Are Israel and the U.S. anywhere near affecting regime change in Iran? Not by a long stretch. Trump has ruled out putting boots on the ground and is instead opting for long-range precision missile strikes. But nowhere in the world has a purely aerial operation ousted entrenched authoritarians. Knowing that they cannot be yanked out of office by air power alone, the Mullahs have hunkered down. Their best bet is to wait it out and move away from direct confrontation.
Tehran is framing the conflict as a war of endurance, not immediate victory. Figures such as Ali Larijani have cast it as a test of staying power, betting that Iran can sustain 60–90 days of high-intensity confrontation and gradually shift Washington’s cost-benefit calculus. Tactically, not unlike Ukraine fighting a Goliath in the shape of Russia, Iran appears to be taking an asymmetrical, layered approach targeting enemy radar first, exhausting air defences with drones and low-cost missiles. This allows the Iranians to preserve advanced systems for later phases.

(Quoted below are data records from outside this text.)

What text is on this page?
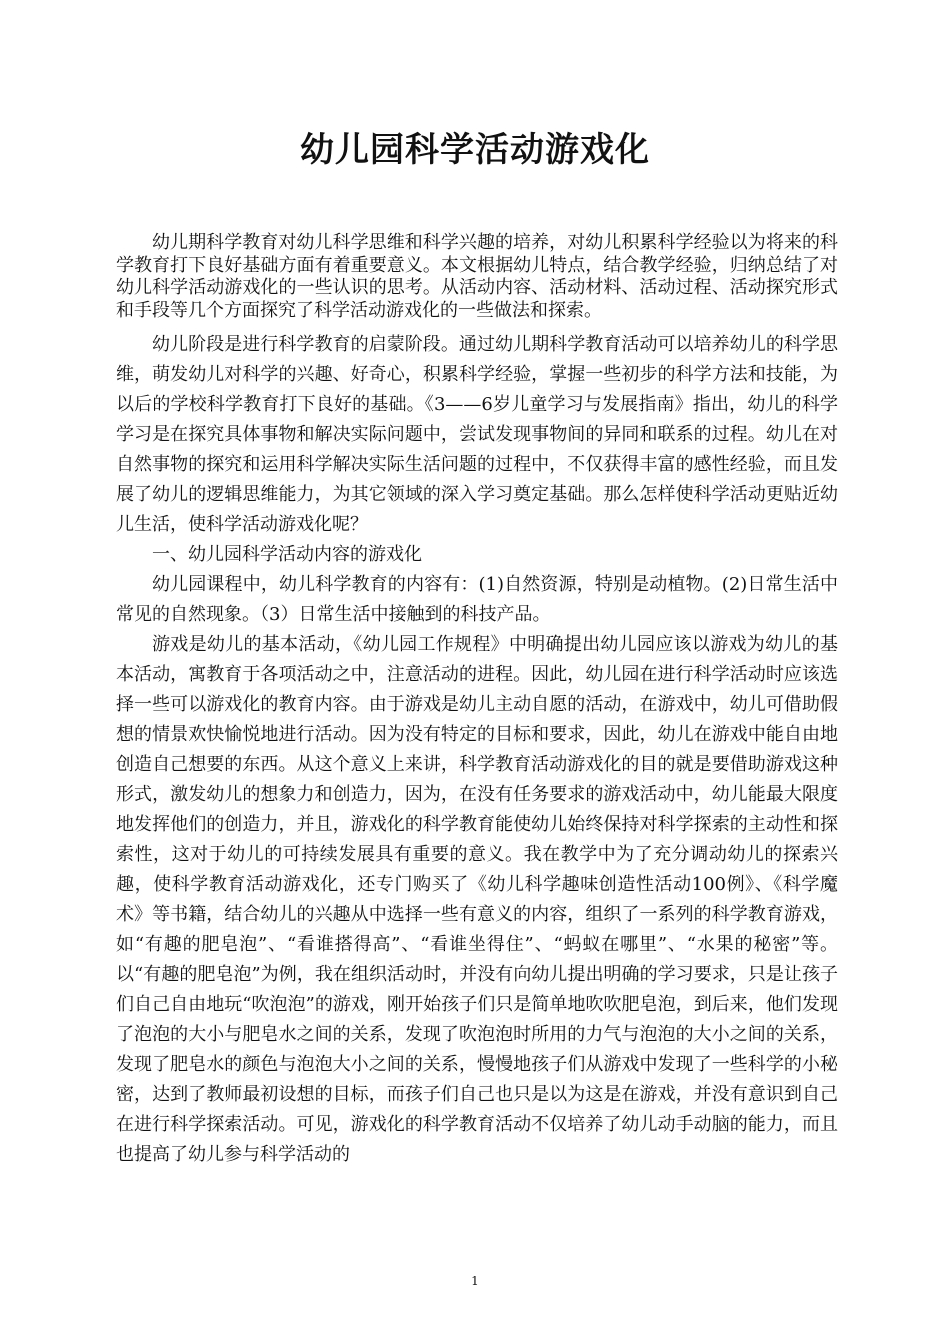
幼儿园科学活动游戏化

幼儿期科学教育对幼儿科学思维和科学兴趣的培养，对幼儿积累科学经验以为将来的科学教育打下良好基础方面有着重要意义。本文根据幼儿特点，结合教学经验，归纳总结了对幼儿科学活动游戏化的一些认识的思考。从活动内容、活动材料、活动过程、活动探究形式和手段等几个方面探究了科学活动游戏化的一些做法和探索。

幼儿阶段是进行科学教育的启蒙阶段。通过幼儿期科学教育活动可以培养幼儿的科学思维，萌发幼儿对科学的兴趣、好奇心，积累科学经验，掌握一些初步的科学方法和技能，为以后的学校科学教育打下良好的基础。《3——6岁儿童学习与发展指南》指出，幼儿的科学学习是在探究具体事物和解决实际问题中，尝试发现事物间的异同和联系的过程。幼儿在对自然事物的探究和运用科学解决实际生活问题的过程中，不仅获得丰富的感性经验，而且发展了幼儿的逻辑思维能力，为其它领域的深入学习奠定基础。那么怎样使科学活动更贴近幼儿生活，使科学活动游戏化呢？

一、幼儿园科学活动内容的游戏化

幼儿园课程中，幼儿科学教育的内容有：(1)自然资源，特别是动植物。(2)日常生活中常见的自然现象。（3）日常生活中接触到的科技产品。

游戏是幼儿的基本活动，《幼儿园工作规程》中明确提出幼儿园应该以游戏为幼儿的基本活动，寓教育于各项活动之中，注意活动的进程。因此，幼儿园在进行科学活动时应该选择一些可以游戏化的教育内容。由于游戏是幼儿主动自愿的活动，在游戏中，幼儿可借助假想的情景欢快愉悦地进行活动。因为没有特定的目标和要求，因此，幼儿在游戏中能自由地创造自己想要的东西。从这个意义上来讲，科学教育活动游戏化的目的就是要借助游戏这种形式，激发幼儿的想象力和创造力，因为，在没有任务要求的游戏活动中，幼儿能最大限度地发挥他们的创造力，并且，游戏化的科学教育能使幼儿始终保持对科学探索的主动性和探索性，这对于幼儿的可持续发展具有重要的意义。我在教学中为了充分调动幼儿的探索兴趣，使科学教育活动游戏化，还专门购买了《幼儿科学趣味创造性活动100例》、《科学魔术》等书籍，结合幼儿的兴趣从中选择一些有意义的内容，组织了一系列的科学教育游戏，如“有趣的肥皂泡”、“看谁搭得高”、“看谁坐得住”、“蚂蚁在哪里”、“水果的秘密”等。以“有趣的肥皂泡”为例，我在组织活动时，并没有向幼儿提出明确的学习要求，只是让孩子们自己自由地玩“吹泡泡”的游戏，刚开始孩子们只是简单地吹吹肥皂泡，到后来，他们发现了泡泡的大小与肥皂水之间的关系，发现了吹泡泡时所用的力气与泡泡的大小之间的关系，发现了肥皂水的颜色与泡泡大小之间的关系，慢慢地孩子们从游戏中发现了一些科学的小秘密，达到了教师最初设想的目标，而孩子们自己也只是以为这是在游戏，并没有意识到自己在进行科学探索活动。可见，游戏化的科学教育活动不仅培养了幼儿动手动脑的能力，而且也提高了幼儿参与科学活动的

1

Iran is activating proxy partners gradually, pressuring energy infrastructure and maritime routes to stretch enemy defences. The tactic is creating disorder. Nearly 20% of global oil supply transits through the Strait of Hormuz, and even temporary disruption sends energy markets into convulsions. Energy supplies are strained. Insurance premiums spike. Investors turn cautious. Expat communities, the backbone of Gulf economies, begin to reassess their risk exposure.
It has the markings of a war of attrition. And wars of attrition rarely deliver swift political conclusions. Does another conflict without a defined end state now loom over the Gulf? A war that drains resources, tests alliances, and leaves Washington confronting the very quagmire it sought to avoid.